5.  Benny is deeply in love with Spiderman.   And not just any Spiderman, but Extra Crappy 1967 Spiderman Very Lightly Animated Cartoon which is IN COLOR.  This is what she does when she hears the theme song:

(The first ten seconds or so are the main point.  The rest is just to keep me from ever thinking I’m a good mother.)

The reason I let this happen is because when your husband says, “You go take a nap.  I’ll find something to do with the baby,” then you don’t complain, even if it turns out that that thing is watching 1967 Spiderman IN COLOR.

QUESTION: if we had played our cards differently, would she have a passionate devotion to, say, Mahler, or the sonnets of Shakespeare?  Or is there something about Spiderman?

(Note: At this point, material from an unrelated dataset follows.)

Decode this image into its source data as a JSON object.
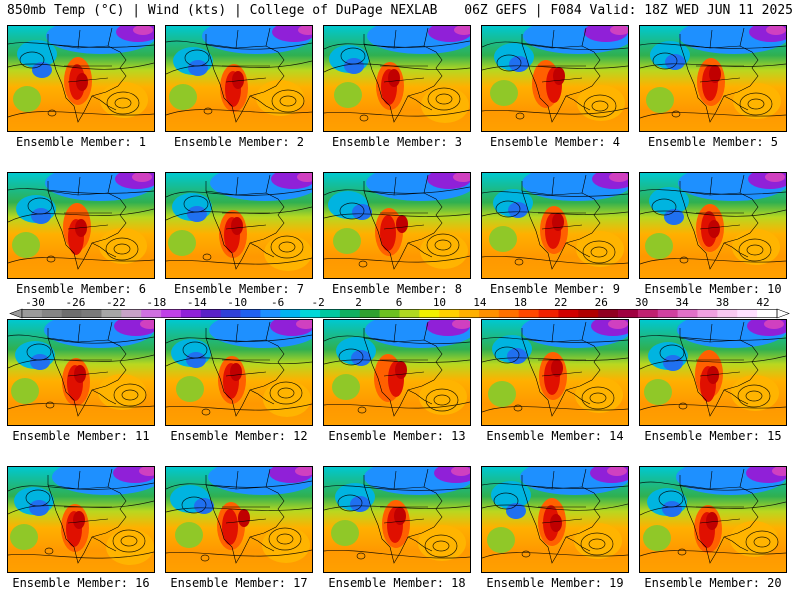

6.  QUESTION:  What happens when you’re making beef barley soup with mushrooms, and you figure you’ll pep it up with some hot pepper flakes, but while you’re shaking them in you start thinking about something else, and then, after thinking about it for a while, and then talking about some stuff, and then thinking some more, you realize you’re still shaking those hot pepper flakes into the soup?

ANSWER:  You get to eat ALL THE SOUP!!!!  And boy, it clears out your sinuses.

7.  My husband has the QUESTION: “Where is this going?”

ANSWER:  Ohhhh, we are headed into the weekend, my friend.